Apakah arti beriman secara profesional itu?

Karierisme telah mendorong adanya pemisahan antara Allah yang 
memanggil dan individu yang menjawab-Nya. Hal itu mengarahkan kita 
untuk percaya bahwa penampilan lebih penting daripada diri kita 
sehingga apa yang kita lakukan dalam lingkungan gereja tak ubahnya 
dengan pertemuan antara pembeli dan penjual (tempat seperti itu 
disebut pasar), di mana suasana lebih penting dibandingkan posisi kita 
di hadapan Allah.

Karierisme akan memberikan rasa percaya diri pada kita. Padahal dalam 
melakukan panggilan, kita perlu gemetar dan berseru untuk pengampunan. 
Hal seperti itu tidak ada dalam silabus para profesional, padahal 
Paulus sendiri datang ke Kota Korintus dalam kelemahan dan kebodohan. 
Demikian pula Yeremia yang menelan firman Allah dan dari situ dia 
hanya mengecap rasa yang tidak enak. Atau pada Yesus yang mengakhiri 
hidupnya di depan umum di atas kayu salib.

PANGGILAN ADALAH SESUATU YANG KITA DENGAR

Sebenarnya dalam cerita rakyat tentang seorang ayah dan anak laki-
lakinya, digambarkan hal yang penting mengenai panggilan. Mereka 
melakukan perjalanan ke suatu kota yang jauh, sedangkan mereka tidak 
memunyai peta. Perjalanan itu sangatlah panjang, tidak mulus, dan 
penuh dengan bahaya. Mereka menempuh banyak jalan yang tidak bisa 
mereka kenali dan sudah tidak berupa jalan lagi.

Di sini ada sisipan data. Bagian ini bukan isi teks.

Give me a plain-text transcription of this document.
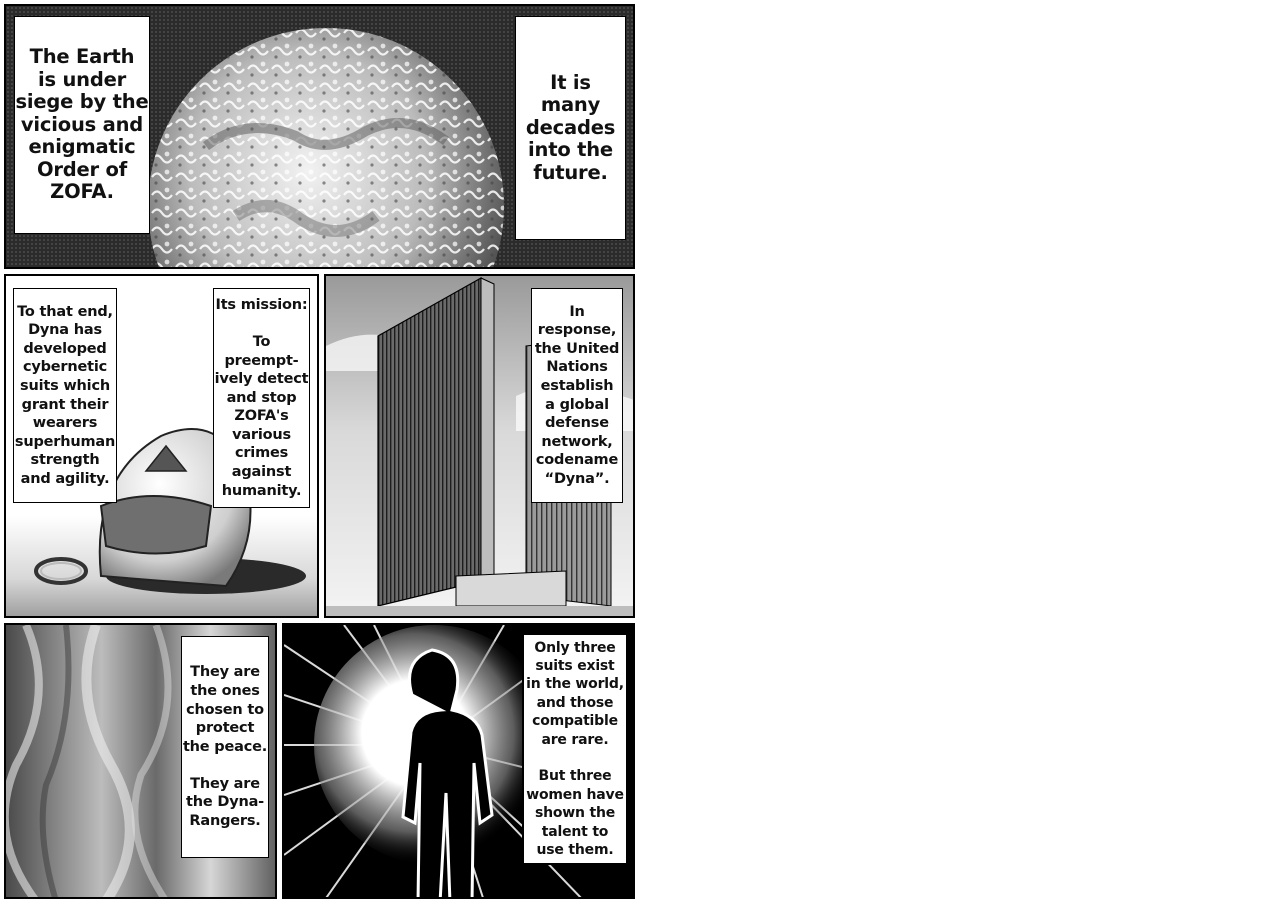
The Earth
is under
siege by the
vicious and
enigmatic
Order of
ZOFA.
It is
many
decades
into the
future.
To that end,
Dyna has
developed
cybernetic
suits which
grant their
wearers
superhuman
strength
and agility.
Its mission:

To preempt-
ively detect
and stop
ZOFA's
various
crimes
against
humanity.
In response,
the United
Nations
establish
a global
defense
network,
codename
“Dyna”.
They are
the ones
chosen to
protect
the peace.

They are
the Dyna-
Rangers.
Only three
suits exist
in the world,
and those
compatible
are rare.

But three
women have
shown the
talent to
use them.
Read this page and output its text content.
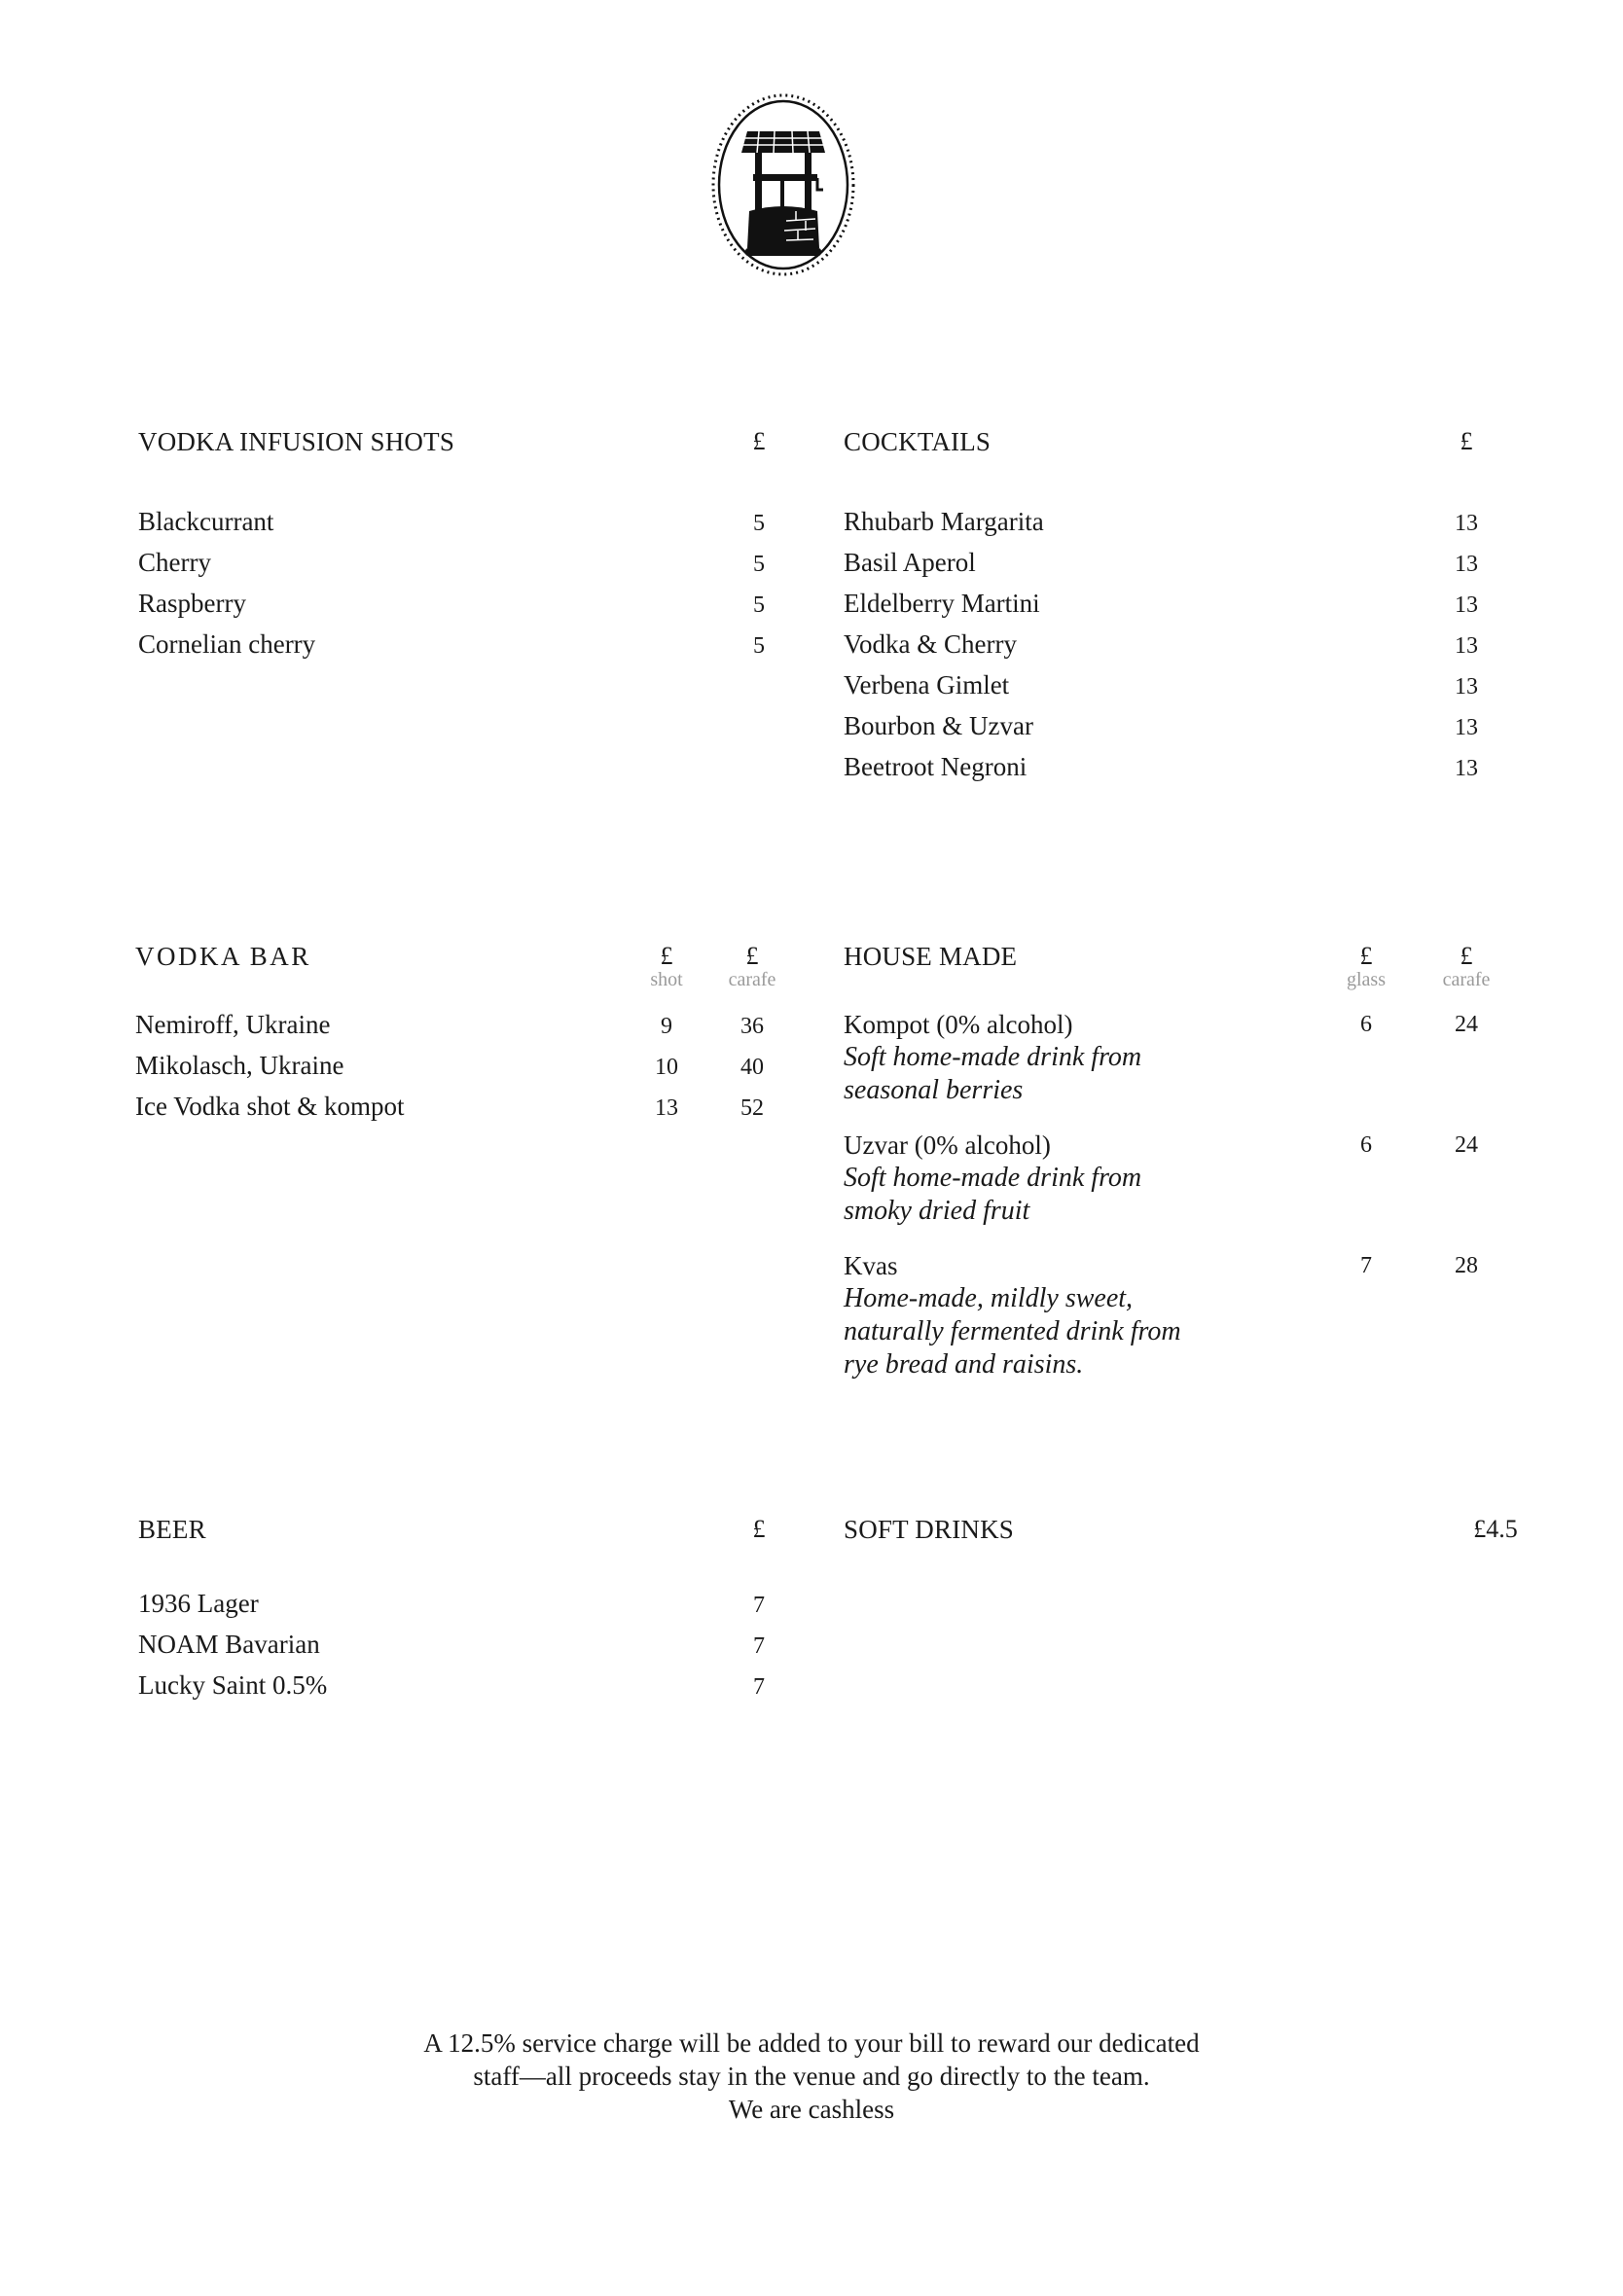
VODKA INFUSION SHOTS	£
Blackcurrant	5
Cherry	5
Raspberry	5
Cornelian cherry	5
COCKTAILS	£
Rhubarb Margarita	13
Basil Aperol	13
Eldelberry Martini	13
Vodka & Cherry	13
Verbena Gimlet	13
Bourbon & Uzvar	13
Beetroot Negroni	13
VODKA BAR	£
shot
£
carafe
Nemiroff, Ukraine	9	36
Mikolasch, Ukraine	10	40
Ice Vodka shot & kompot	13	52
HOUSE MADE	£
glass
£
carafe
Kompot (0% alcohol)
Soft home-made drink from
seasonal berries
6	24
Uzvar (0% alcohol)
Soft home-made drink from
smoky dried fruit
6	24
Kvas
Home-made, mildly sweet,
naturally fermented drink from
rye bread and raisins.
7	28
BEER	£
1936 Lager	7
NOAM Bavarian	7
Lucky Saint 0.5%	7
SOFT DRINKS	£4.5
A 12.5% service charge will be added to your bill to reward our dedicated
staff—all proceeds stay in the venue and go directly to the team.
We are cashless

Di tengah perjalanan, anak laki-lakinya bertanya-tanya. Dia ingin 
mengetahui apa gerangan yang ada di balik hutan, jauh di seberang 
tepian? Bisakah dia melintasi dan melihatnya? Ayahnya pun 
mengizinkannya.

"Tetapi, Ayah, bagaimanakah caranya supaya saya tahu kalau-kalau saya 
telah berjalan terlalu jauh dari engkau? Bagaimanakah caranya supaya 
saya jangan sampai tersesat?"

"Setiap menit," kata sang ayah, "saya akan memanggil namamu dan 
menunggu jawabanmu. Dengarkanlah suaraku, anakku. Di saat engkau tidak 
bisa lagi mendengar suara ayah, engkau akan tahu bahwa engkau telah 
pergi terlalu jauh."

Pelayanan bukanlah suatu kedudukan, melainkan suatu panggilan. Bukan 
ijazah profesional yang diperlukan, melainkan kemampuan mendengar dan 
memerhatikan panggilan Allah. Cara yang sederhana ialah dengan cukup 
menyempatkan diri untuk mendekat dan mendengar suara-Nya. Keteguhan 
dalam melaksanakan tugas-tugas kita yang tidak terpikul hanya bisa 
diperoleh karena uluran tangan-Nya yang tidak pernah berakhir.

PANGGILAN AKAN TETAP KUAT

Bersatu dalam panggilan Allah merupakan sesuatu yang kejam yang tidak 
bisa dibantah. Dia memanggil, tetapi Dia tidak bisa dipanggil. Hanya 
Dialah yang melakukan panggilan itu, sedangkan kitalah yang 
menjawabnya.

"Engkau tidak memilih-Ku; Akulah yang memilih kamu," kata Yesus kepada 
murid-murid-Nya. Panggilan Allah ini selalu mengandung paksaan. Bahkan 
sering terkesan kejam.

Setelah pukulan yang membutakan di jalanan menuju Damaskus, akhirnya 
Paulus berkata dengan jelas, "Celakalah aku ini jika tidak 
mengkhotbahkan Injil!" Yeremia meratap bahwa Allah telah memaksakan 
panggilan yang dia terima dan tidak pernah membiarkannya untuk ingkar, 
tidak peduli seberapa parah luka yang terjadi, "Jika aku bisa berkata, 
`Aku tidak akan menyebutkan-Nya atau berbicara lagi dalam nama-Nya,` 
kata-kata-Nya seperti api dalam hatiku, api yang berada dalam tulang-
tulangku. Aku lelah membawa-Nya; sesungguhnya aku tidak mampu."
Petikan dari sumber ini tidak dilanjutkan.